Indigenous groups battle with climate change

This file photo shows two kids standing at the side of the road corridor to Tesso Nilo National Park in Pelalawan, outside Pekanbaru, Riau. (AFP Photo)

There were many topics discussed during the World Economic Forum’s (WEF) annual meeting at Davos last week. Not surprisingly, climate change and the reduction of carbon emissions took centre stage, with the likes of Swedish climate change activist, Greta Thunberg calling for a zero-carbon footprint. 

Speaking on a panel with Thunberg was Hindou Oumarou Ibrahim, President of the Association for Indigenous Women and Peoples of Chad. What she had to say struck audiences – the deadly effects of climate change that is already happening in the Sahel region. 

“When the indigenous say that the forest is burning, it is not just a language of expression – it is our real home that's burning. Indigenous people from all over the world – Chad, Amazon, or Indonesia –we depend on these forests, which is our food, our medicine, our pharmacy, our education,” said Ibrahim during a panel discussion at Davos. 

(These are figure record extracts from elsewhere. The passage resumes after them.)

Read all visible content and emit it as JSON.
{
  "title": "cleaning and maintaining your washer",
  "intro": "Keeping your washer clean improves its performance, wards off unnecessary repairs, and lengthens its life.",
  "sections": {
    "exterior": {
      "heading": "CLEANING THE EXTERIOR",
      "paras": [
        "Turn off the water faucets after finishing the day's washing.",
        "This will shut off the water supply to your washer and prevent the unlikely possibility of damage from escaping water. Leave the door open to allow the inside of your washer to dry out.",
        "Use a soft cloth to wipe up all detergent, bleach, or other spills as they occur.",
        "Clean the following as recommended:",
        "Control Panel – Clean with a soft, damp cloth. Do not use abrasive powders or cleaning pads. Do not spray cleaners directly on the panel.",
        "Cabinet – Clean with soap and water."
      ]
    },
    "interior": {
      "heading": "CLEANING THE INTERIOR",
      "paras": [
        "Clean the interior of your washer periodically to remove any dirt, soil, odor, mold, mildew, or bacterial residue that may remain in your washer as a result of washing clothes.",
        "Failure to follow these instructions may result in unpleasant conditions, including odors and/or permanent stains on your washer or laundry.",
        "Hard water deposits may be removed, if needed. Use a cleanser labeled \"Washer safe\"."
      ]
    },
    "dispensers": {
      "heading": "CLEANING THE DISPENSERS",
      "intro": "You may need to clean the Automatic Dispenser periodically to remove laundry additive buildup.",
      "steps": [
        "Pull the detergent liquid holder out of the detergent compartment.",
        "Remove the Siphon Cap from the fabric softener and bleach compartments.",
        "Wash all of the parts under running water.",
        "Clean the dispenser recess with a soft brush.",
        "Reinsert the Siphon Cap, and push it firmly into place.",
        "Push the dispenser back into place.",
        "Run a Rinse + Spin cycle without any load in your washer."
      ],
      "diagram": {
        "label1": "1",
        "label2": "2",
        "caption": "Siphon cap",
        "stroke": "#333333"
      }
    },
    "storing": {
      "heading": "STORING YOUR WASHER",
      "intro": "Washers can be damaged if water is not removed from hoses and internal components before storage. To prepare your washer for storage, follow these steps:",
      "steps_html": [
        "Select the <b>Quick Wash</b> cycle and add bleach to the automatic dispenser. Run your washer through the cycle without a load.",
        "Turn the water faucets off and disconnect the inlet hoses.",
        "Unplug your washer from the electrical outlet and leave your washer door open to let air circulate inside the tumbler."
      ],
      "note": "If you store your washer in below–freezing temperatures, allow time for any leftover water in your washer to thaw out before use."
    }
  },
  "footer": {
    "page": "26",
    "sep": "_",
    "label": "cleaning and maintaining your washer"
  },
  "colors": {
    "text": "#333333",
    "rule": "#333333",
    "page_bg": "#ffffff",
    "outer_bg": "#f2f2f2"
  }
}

Unusually heavy rains have damaged and washed away crafts, while drought has dried up food. Southeast Asia’s indigenous populations are no strangers to the environmental impact to their lives and livelihoods as described by Ibrahim – for whom climate action is taking too long. “When people talk about 2050, I'm like really, seriously? By 2050 there's no solution for this planet,” she exclaimed. 

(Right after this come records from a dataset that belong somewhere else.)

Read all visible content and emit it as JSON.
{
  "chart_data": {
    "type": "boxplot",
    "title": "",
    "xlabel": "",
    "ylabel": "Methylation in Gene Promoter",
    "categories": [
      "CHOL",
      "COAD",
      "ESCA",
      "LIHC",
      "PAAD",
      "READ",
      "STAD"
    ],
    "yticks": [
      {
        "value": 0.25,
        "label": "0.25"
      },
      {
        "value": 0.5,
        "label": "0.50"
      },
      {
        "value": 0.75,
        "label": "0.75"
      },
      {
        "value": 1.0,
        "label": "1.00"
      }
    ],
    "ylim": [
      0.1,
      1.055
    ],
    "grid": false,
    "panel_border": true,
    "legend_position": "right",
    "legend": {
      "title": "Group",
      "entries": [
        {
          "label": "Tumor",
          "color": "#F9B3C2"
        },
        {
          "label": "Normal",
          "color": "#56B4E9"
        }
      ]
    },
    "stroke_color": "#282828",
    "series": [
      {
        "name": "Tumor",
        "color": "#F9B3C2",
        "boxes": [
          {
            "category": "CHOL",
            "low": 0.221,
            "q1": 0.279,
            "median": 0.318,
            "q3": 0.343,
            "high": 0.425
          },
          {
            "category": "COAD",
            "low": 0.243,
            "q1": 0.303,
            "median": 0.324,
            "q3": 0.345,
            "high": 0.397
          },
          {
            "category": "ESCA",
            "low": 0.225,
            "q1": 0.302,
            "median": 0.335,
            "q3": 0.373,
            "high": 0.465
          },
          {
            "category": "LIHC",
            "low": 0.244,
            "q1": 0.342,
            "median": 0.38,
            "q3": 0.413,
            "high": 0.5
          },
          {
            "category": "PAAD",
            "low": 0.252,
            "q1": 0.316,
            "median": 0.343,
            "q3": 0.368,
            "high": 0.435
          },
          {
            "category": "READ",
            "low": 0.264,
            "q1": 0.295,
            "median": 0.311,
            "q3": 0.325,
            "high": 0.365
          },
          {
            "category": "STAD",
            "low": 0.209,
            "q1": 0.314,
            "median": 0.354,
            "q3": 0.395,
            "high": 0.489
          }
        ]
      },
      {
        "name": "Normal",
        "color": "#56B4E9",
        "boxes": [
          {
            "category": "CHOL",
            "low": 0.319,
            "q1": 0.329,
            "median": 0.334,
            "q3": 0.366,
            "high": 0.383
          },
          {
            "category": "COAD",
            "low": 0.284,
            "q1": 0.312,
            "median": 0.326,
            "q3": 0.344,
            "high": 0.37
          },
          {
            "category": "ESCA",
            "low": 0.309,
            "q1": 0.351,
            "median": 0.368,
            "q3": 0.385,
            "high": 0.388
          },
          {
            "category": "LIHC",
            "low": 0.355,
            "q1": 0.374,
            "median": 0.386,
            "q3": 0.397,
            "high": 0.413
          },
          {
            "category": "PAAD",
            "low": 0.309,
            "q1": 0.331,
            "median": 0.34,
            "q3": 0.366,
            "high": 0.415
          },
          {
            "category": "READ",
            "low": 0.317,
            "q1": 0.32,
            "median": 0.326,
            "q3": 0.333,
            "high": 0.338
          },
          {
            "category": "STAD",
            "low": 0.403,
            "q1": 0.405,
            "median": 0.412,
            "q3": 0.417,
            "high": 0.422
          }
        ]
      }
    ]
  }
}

A recent report by McKinsey Global Insight (MGI) underlined that increasing temperatures expose rural populations in Asia and Africa to a dangerous physical threshold. It is hard to imagine what this means to people who rely solely on their natural environment. Not to mention, the role of governments and businesses responsible for clearing land, leaving indigenous groups to seek livelihoods elsewhere.

Climate change is very real for those who live on forest land. People have already died in Chad due to droughts, while scarce resources are forcing communities to fight among themselves. Ibrahim went on to explain the profound ways in which policymakers and businesses could benefit by including indigenous communities in the process when tackling environmental issues and restoring the deterioration of forests around the globe. 

“We have the wisdom, we understand nature, we have developed the knowledge. We know how to adapt and we know how to restore forests that are burning,” said Ibrahim, also referring to the bushfires in Australia and the recent study that promoted aboriginal fire practices that will help manage bushfires and even regenerate healthier animals and plants within respective eco-systems. The report affirmed that while aboriginal knowledge on eco-systems is not valued in Australia, it does holds valid and important solutions.

“My grandmother is the best technology ever. She can predict the weather without a cell phone or internet.” added Ibrahim. By observing everything from migration habits to weather patterns, people like her grandmother have a close and respectful relationship with the natural world.

Projected climate hazards
Source: McKinsey Global Insight

Indigenous communities have solutions

The term ‘fourth world citizen’ was first used to describe the condition of indigenous tribes in their respective countries – the relationships between ancient, tribal, and non-industrial communities and modern industrialised nation-states. 

Today, the rights of the fourth world are still being forsaken – and what is more, valuable knowledge that could hold much needed solutions to the earth’s critical condition are being ignored. 

Similarly, in Indonesia, wildlife conservation has been facing tremendous challenges. The World Wide Fund for Nature (WWF) has been criticised for causing a decrease in the tiger population in Tesso Nilo National Park in Sumatra by removing the human element. 

The entire area is now under foreign control with zero access for locals who previously had small farms in the area. With a long ancestral line tied to the area, these communities believe that the forests cannot survive without people. Thousands of small farms have been driven out of the area, resulting in a decline in wildlife populations.

Another report by the World Resources Institute (WRI) in 2016 identified that securing the land rights of indigenous people and other local communities in the Amazon region could prove to be a low-cost way to counter global deforestation and climate change.

What seems like an outrageous idea for politicians and businesses – to seek advice and guidance from indigenous tribes – could actually make the most sense. Indigenous communities have the most to lose to climate change. Their input of knowledge gathered through generations makes them experts that should be at the forefront of reforestation and regeneration. 

“Businesses need us because we are the future, we are the solution as indigenous people. You need to listen to us, learn from us, and get your business sustainable. You cannot kill your partners, because for us nature is our partner, we protect it. And for you, you need to protect your business, so listen to us – we'll help you to do that,” concluded Ibrahim.